Si à ce jour Joseph ANDRA n’a travaillé pour ses livres que sur des personnages morts, il réalise que cette fois-ci, non seulement sa mission sera de donner force à une personne vivante, mais qu’en plus il correspond avec elle, depuis 2019, et alors que le régime turque de Recep Tayyip ERDOĞAN avec ses alliés de l’Iran et de la Syrie notamment se durcit de jour en jour envers le peuple kurde. ANDRAS ne se contente pas d’écrire, il agit. En homme de combat, il se rend sur place à plusieurs reprises, notamment du côté de la région indépendante du Rojava où les kurdes luttent sans merci pour conserver leurs territoires sans emprise. ANDRAS raconte : il est allé au Chiapas, il a écouté, appris. Là-bas la communauté est de tout cœur avec les kurdes. Il prend position, il prévient quant aux possibles procès d’intention « Il m’importe peu, au fond, que Nûdem fût membre ou non du PKK. Mais on se doit à la vérité des faits et aux règles les plus sommaires du droit ». « Amis » conspirationnistes, prenez-en de la graine…

Ceylan est la sœur de Nûdem, elle a été arrêtée elle aussi, presque en même temps. Nûdem tente de garder espoir, malgré la lassitude, l’incompréhension. Mais elle est toujours emplie de cette rage qu’elle fait partager par ses écrits, splendides, même si elle n’a quasiment pas été à l’école (où il était interdit de parler kurde). C’est ce que l’on appellerait aujourd’hui une « self-made woman ». Elle n’a pas l’impudeur de laisser le projecteur sur elle. Non, elle écrit sur ses frères et sœurs kurdes de lutte, sur sa jeunesse à elle, mais dans un contexte politique fort particulier où les médias d’opposition sont interdits.

De son côté ANDRAS rencontre et interroge quelques personnalités de la culture, elles aussi en lutte, notamment Asli ERDOĞAN (aucune affiliation familiale avec le président turque). Il couche sur le papier ce qu’il voit, ce qu’il lit, ce qu’il entend, en un véritable réquisitoire pour le peuple kurde, un texte présenté un peu comme des attendus de tribunaux, agrémenté de relais de nombreux témoignages d’autochtones ou d’exilés, qu’il retranscrit. Avec, et c’est l’une de ses marques de fabriques, des phrases percutantes en forme d’aphorismes : « Condamner le sang sans condamner l’ordre, c’est regarder le monde par l’œil du roi ».

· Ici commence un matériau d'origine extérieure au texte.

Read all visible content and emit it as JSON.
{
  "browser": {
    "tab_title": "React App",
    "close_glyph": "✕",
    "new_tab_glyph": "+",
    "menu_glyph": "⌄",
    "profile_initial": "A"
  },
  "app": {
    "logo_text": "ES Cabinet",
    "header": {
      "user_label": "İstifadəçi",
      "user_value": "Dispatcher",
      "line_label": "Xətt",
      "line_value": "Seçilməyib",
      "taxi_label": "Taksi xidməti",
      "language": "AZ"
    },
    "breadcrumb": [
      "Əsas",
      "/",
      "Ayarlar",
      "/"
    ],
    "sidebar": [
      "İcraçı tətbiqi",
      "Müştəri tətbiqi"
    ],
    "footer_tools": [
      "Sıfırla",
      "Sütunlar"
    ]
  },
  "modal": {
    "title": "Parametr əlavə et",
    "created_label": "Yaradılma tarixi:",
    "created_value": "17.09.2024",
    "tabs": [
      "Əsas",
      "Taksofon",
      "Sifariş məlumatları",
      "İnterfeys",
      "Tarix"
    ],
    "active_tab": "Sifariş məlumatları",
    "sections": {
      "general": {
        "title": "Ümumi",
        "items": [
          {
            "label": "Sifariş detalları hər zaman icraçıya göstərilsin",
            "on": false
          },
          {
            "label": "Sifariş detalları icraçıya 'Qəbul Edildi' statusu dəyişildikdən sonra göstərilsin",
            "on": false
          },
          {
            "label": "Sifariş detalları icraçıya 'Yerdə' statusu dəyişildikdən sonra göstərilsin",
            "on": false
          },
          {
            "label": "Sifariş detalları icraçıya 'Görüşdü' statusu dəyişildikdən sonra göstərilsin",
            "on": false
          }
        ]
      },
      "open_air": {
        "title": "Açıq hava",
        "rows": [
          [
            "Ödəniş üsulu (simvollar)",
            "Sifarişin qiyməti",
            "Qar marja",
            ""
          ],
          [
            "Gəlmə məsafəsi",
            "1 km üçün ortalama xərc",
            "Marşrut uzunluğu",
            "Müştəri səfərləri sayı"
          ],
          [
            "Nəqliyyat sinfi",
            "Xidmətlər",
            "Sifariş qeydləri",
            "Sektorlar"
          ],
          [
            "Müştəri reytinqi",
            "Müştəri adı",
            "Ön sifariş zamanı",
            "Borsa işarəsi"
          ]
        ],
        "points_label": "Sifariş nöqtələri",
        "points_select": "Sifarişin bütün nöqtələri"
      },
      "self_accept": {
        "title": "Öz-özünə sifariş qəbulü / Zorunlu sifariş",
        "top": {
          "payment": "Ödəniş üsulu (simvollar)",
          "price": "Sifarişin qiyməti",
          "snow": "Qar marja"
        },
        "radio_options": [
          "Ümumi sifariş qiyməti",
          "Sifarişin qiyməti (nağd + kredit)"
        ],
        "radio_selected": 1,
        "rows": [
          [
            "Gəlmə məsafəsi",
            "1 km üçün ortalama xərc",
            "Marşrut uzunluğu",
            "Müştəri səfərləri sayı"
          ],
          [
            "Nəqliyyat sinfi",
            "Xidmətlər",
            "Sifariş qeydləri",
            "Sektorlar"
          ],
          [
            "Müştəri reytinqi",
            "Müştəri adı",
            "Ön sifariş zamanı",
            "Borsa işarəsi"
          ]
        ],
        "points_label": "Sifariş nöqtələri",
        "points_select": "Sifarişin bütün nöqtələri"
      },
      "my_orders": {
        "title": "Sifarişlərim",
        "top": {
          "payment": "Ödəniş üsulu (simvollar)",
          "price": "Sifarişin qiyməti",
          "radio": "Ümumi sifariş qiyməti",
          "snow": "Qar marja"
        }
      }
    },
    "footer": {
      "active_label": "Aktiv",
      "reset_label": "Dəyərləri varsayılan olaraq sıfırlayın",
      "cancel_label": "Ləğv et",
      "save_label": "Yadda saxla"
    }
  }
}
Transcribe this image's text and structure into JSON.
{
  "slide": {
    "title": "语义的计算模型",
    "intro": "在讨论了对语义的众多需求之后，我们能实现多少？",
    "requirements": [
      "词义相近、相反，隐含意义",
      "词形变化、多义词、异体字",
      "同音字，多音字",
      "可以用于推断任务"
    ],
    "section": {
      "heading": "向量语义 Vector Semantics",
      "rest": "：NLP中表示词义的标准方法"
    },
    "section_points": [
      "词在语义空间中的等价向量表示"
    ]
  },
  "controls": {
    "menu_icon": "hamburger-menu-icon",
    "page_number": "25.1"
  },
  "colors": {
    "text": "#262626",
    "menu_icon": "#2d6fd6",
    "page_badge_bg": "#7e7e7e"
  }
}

ANDRAS a travaillé quatre années sur ce livre, de 2019 à 2023, et a parallèlement reçu un cadeau inestimable : le manuscrit inédit « Les notes de la liberté », écrit en turc par Nûdem DURAK. C’est ce manuscrit qui est ici intercalé tout au long du travail de ANDRAS, en résultent deux textes qui se complètent, s’identifient, ne pensant jamais l’un loin de l’autre. L’ouvrage se termine par des messages de solidarité de figures de la culture mondiale, messages postés sur le site Free Nûdem Durak. Le livre est paru en 2023 aux éditions ici bas, il est nécessaire, documenté, combatif, éblouissant de lucidité.

« J’ai vu que vous résumiez ce qui se passe en Iran à la question du voile. On vous parle de totalitarisme et vous parlez d’un vêtement. Dire que je croyais que vous étiez des gens éclairés, les européens ! ».